Tuesday 11 October 2016

Co-occurrence .. Refined ... Part 2/2

In the previous post, we improved how we considered to words to be co-occurrent or not.

Instead of a black-n-white yes-or-no .. we now have a spectrum of co-occurrence for words inside a window. This allows related words that do occur frequently together, but may be placed a couple or more words apart, to be recognised as such.


The results looked good .. apart from the problem of boring stop-words which also happen to be very co-occurent.

We've previously developed a way to deal with such boring words by developing a measure of word relevance .. which balances word frequency, commonality across documents, and word length. Such a method won't be perfect, but it'll be better than a brutal application of a word stop-list which can't adapt to each corpus.

Let's see how it works.



Combining Word Relevance & Co-Occurrence

How do we combine these two indictors .. co-occurrence and word relevance? Well, there are a few ways we could do it:

Option 1: Remove low-relevance stop words first, then calculate co-occurrence.

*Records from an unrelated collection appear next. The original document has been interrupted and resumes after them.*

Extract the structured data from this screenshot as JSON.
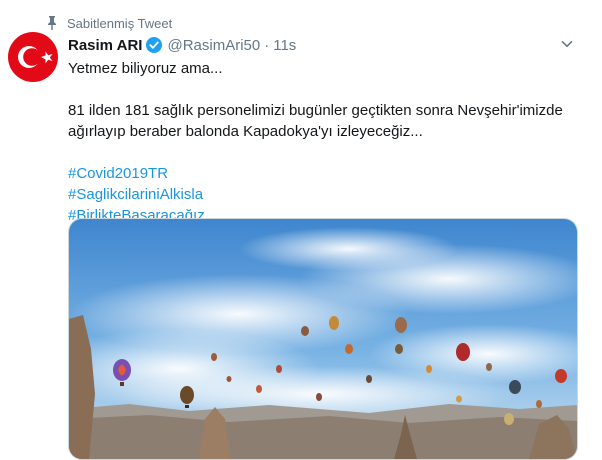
{
  "pinned": {
    "label": "Sabitlenmiş Tweet",
    "icon": "pin-icon"
  },
  "author": {
    "name": "Rasim ARI",
    "handle": "@RasimAri50",
    "separator": "·",
    "time": "11s",
    "verified": true,
    "avatar": "turkish-flag-avatar"
  },
  "tweet": {
    "line1": "Yetmez biliyoruz ama...",
    "line2": "81 ilden 181 sağlık personelimizi bugünler geçtikten sonra Nevşehir'imizde ağırlayıp beraber balonda Kapadokya'yı izleyeceğiz...",
    "hashtags": [
      "#Covid2019TR",
      "#SaglikcilariniAlkisla",
      "#BirlikteBaşaracağız"
    ]
  },
  "media": {
    "description_icon": "photo-cappadocia-balloons"
  },
  "colors": {
    "accent": "#1b95e0",
    "verified": "#1da1f2",
    "secondary_text": "#657786",
    "flag_red": "#e30a17"
  }
}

Option 2: Calculate co-occurrence then remove pairs not in most relevant list.


Option 3: Multiply co-occurrence scores with relevance scores to get a new measure.


How do we choose?

Option 2 seems inefficient as we'd end up building word-pairs and calculating co-occurrence for words which we would later discard. For large datasets that would turn into significant waste and time.

Option 1 is the simplest. Option 3 could work, but as always, we prefer to try simpler things first.



Results

We've tweaked the javascript d3 code that creates the network graph plots:

var simulation = d3.forceSimulation(graph.nodes)
.force("link", d3.forceLink(graph.links).distance(50))
.force("charge", d3.forceManyBody().strength(-20))
//.force("radius", d3.forceCollide(15)) .force("center", d3.forceCenter(width / 2.0, height / 2.0));

The length of the links has been increased to make crowded networks clearer. The repulsion between nodes has been reduced to prevent them flying off the edge of the display! We tried but didn't use the enforcement of a collision radius, which effectively ensures nodes don't get too close .. it ended up creating a regular and unnatural pattern.

The following shows the network of nodes connecting co-occuring words (with window 2) which were in the top 100 most relevant for this (small) Italian Recipes dataset. It's quite crowded .. and does still contain some stop-words. If you play with it, you can explore some meaningful connections.


The next plot shows only those nodes with had a weight of more than 3.5 (we tried a few other values too).


It really brings out the key meaningful word pairings ..

  • grated cheese
  • tomato sauce
  • pour over
  • olive oil
  • bread crumbs
  • brown stock

That's a lot of success for now! Great job!



Next Steps - Performance Again

We applied the above ideas to a small dataset ... we really want to apply them to the larger data sets because co-occcurrence with a stretched window doesn't really become useful with small datasets.

However, the performance of indexing and calculating co-occurrence is slow .. so next we need to investigate this and find a fix!